The grin became more pronounced. A trickle of fresh blood started oozing from the corner of the Cypriot's mouth. The doctor moved in to clean it away.
"It would be better for you, Sommerville…had she died." The air rattled in his throat. "Prepare for a shock, Sommerville…for the knowledge I give you…will drive you mad…even kill you. I hope it does."
"What are you saying, man?" snarled Sommerville. "Make sense. Where is Eleni? If you have any respect…"
Tsangarides had closed his eyes and for one ghastly moment Sommerville was sure that the Cypriot had just died with his secret untold. As the doctor moved in again, the eyes opened again and the mouth and teeth grinned once more.
"Listen…your son…" Sommerville froze. A son? The word sounded ridiculous. A mocking joke."
"Sommerville…your son…your son is Andreas Mavros.
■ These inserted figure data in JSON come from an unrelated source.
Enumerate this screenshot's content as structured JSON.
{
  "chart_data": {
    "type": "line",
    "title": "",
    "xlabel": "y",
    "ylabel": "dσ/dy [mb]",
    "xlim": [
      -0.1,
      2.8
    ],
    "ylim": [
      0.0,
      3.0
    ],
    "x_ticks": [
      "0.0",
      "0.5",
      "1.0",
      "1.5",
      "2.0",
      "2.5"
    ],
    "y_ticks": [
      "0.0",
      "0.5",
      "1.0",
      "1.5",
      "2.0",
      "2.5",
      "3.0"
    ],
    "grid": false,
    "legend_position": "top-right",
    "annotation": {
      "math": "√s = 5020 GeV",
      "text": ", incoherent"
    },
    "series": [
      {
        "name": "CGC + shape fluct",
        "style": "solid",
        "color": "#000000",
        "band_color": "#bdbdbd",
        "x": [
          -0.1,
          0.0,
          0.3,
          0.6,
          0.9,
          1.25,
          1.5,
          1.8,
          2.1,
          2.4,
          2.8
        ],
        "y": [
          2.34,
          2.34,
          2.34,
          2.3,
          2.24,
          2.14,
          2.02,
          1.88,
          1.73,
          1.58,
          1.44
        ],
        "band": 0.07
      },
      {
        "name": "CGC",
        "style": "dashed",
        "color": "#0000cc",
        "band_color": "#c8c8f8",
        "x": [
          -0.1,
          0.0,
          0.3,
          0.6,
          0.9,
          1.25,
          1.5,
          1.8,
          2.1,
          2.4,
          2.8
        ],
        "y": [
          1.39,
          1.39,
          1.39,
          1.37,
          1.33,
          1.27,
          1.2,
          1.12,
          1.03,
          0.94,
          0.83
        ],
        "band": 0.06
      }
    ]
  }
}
He is an EOKA fighter." He paused. "It is funny, eh? The son of an Englishman…and English officer…fighting to kill the English. He will kill you too, Sommerville. It is a promise…a promise…."
From deep inside his body came a choking, hollow gurgle. Tsangarides in his dying moments was so consumed with hatred that his tormented mind wanted to laugh but the body denied it.
Sommerville stood up and gripped the racks above his head for support. The world was twisting apart, everything was spinning round out of control like a merry-go-round, a crazy carousel! Tsangarides words were burning deeply into his brain and soul. They were scorching, agonizing welts. "Your son is Andreas Mavros."
"No! No!" Sommerville screamed at the Cypriot. "For God's sake, say you are lying."
The Cypriot said nothing. He had stopped breathing. The doctor held a stethoscope to his neck.
"He's gone," he said quietly as the ambulance swung into the hospital grounds. For Gregory Sommerville it had been an ambulance ride to hell.